TI Report Calls for New Contract Logistics Mindset

MarineLink.com
Monday, June 17, 2013

In its latest report, Global Contract Logistics 2013, Transport Intelligence (TI) found the global contract logistics market grew by 3.4% in 2012 to €159.35 billionn.

However this figure hides an increasing divergence in the performance of regional markets, with growth in emerging markets much higher than those in Europe or North America. For example, the Middle East grew at 5.7%, whilst the Asian contract logistics market grew at 6.0%; due to an emphasis on intra-Asian trade. This contrasts with growth in North America which was only 3%, and an even weaker 0.9% growth rate in Western Europe.
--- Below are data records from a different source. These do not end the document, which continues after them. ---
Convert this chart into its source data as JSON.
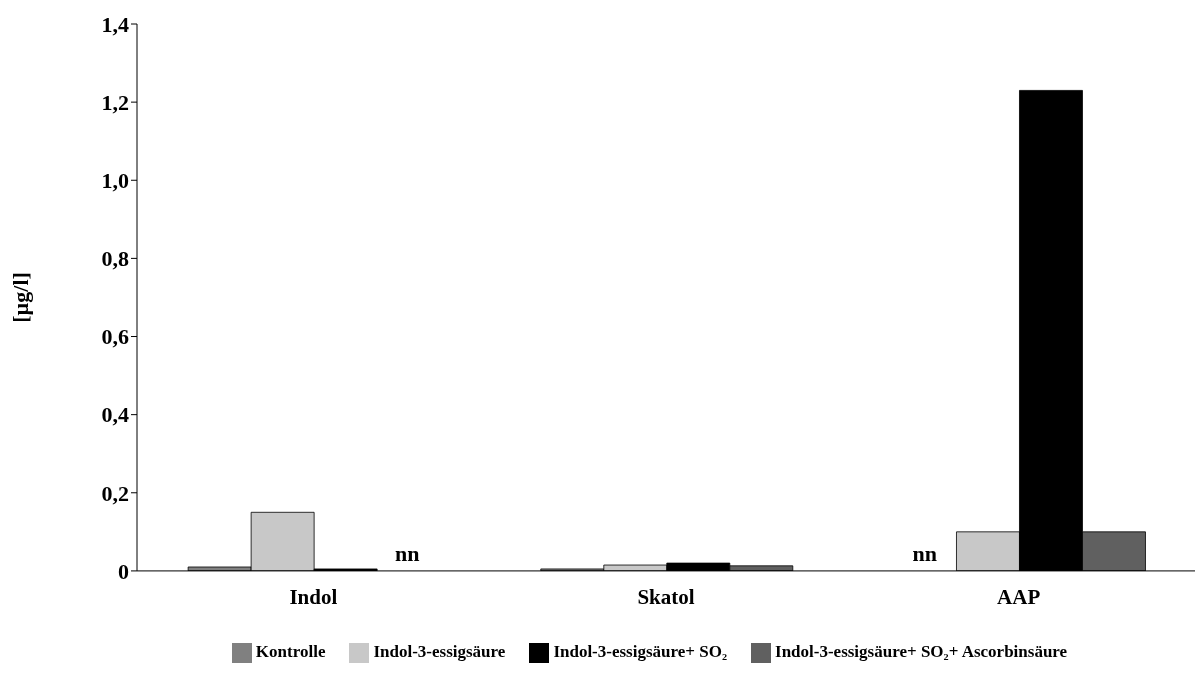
{
  "chart_data": {
    "type": "bar",
    "ylabel": "[µg/l]",
    "categories": [
      "Indol",
      "Skatol",
      "AAP"
    ],
    "series": [
      {
        "name": "Kontrolle",
        "color": "#808080",
        "values": [
          0.01,
          0.005,
          null
        ]
      },
      {
        "name": "Indol-3-essigsäure",
        "color": "#c8c8c8",
        "values": [
          0.15,
          0.015,
          0.1
        ]
      },
      {
        "name": "Indol-3-essigsäure+ SO₂",
        "color": "#000000",
        "values": [
          0.005,
          0.02,
          1.23
        ]
      },
      {
        "name": "Indol-3-essigsäure+ SO₂+ Ascorbinsäure",
        "color": "#606060",
        "values": [
          null,
          0.013,
          0.1
        ]
      }
    ],
    "ylim": [
      0,
      1.4
    ],
    "yticks": [
      0,
      {
        "value": 0.2,
        "label": "0,2"
      },
      {
        "value": 0.4,
        "label": "0,4"
      },
      {
        "value": 0.6,
        "label": "0,6"
      },
      {
        "value": 0.8,
        "label": "0,8"
      },
      {
        "value": 1.0,
        "label": "1,0"
      },
      {
        "value": 1.2,
        "label": "1,2"
      },
      {
        "value": 1.4,
        "label": "1,4"
      }
    ],
    "annotations": [
      "nn",
      "nn"
    ],
    "grid": false,
    "legend": "bottom"
  }
}
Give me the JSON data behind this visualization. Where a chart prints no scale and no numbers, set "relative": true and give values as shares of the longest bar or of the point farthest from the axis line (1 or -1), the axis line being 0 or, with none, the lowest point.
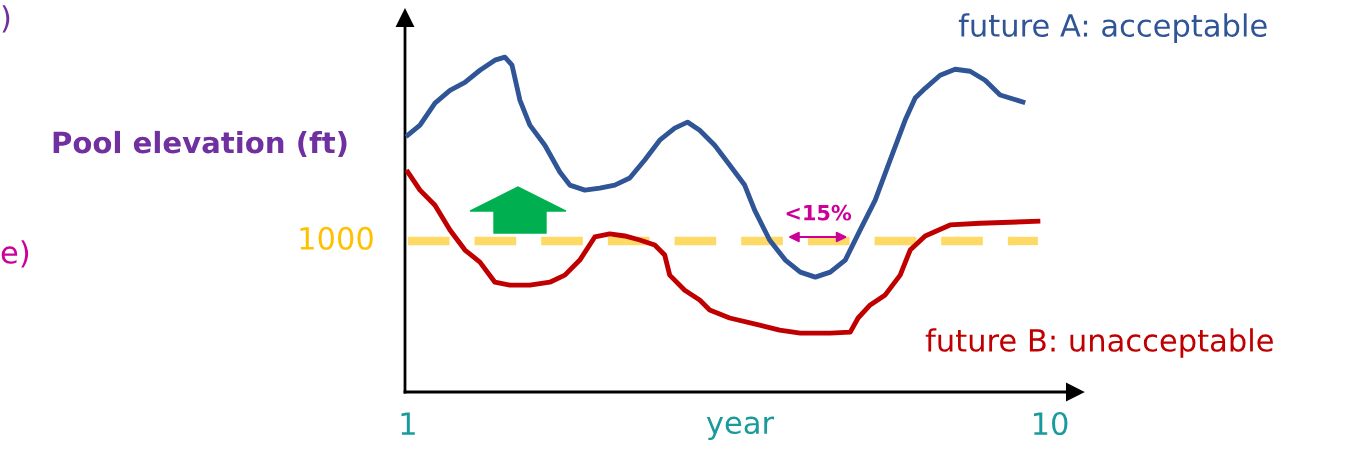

This gap in performance is set to widen with the outlook for emerging markets through 2016 remaining strong. Europe’s 37% share of the market is likely to fall to just 31% in 2016, whilst Asia’s share will increase to 36% over the same time scale.

According to the report’s lead author, Cathy Roberson, the changing market dynamics will require a new mindset from contract logistics providers, with the need to focus their strategy on these emerging markets.

“In the aftermath of the 2008 global recession, the contract logistics market must evolve once more,” said Roberson, Senior Analyst at Transport Intelligence. Whilst nobody can doubt China’s enormous potential, a second tier of economies is developing, as manufacturers look to produce and source goods from a range of low cost markets. Trade lanes are shifting away from the U.S. and Europe in favor of emerging markets such as Brazil, Russia, South Africa and the Middle East. Logistics providers must develop their service offerings and expand into these new geographic markets.”

However, penetrating the new emerging markets will not be straightforward, Roberson added. “When entering an emerging market, logistics providers have to overcome the challenges of developing new solutions, such as an e-commerce offering, while at the same time dealing with undeveloped infrastructure, bureaucracy, corruption, security and a volatile business environment. The rewards are obvious, but a thorough understanding of the risks is essential.”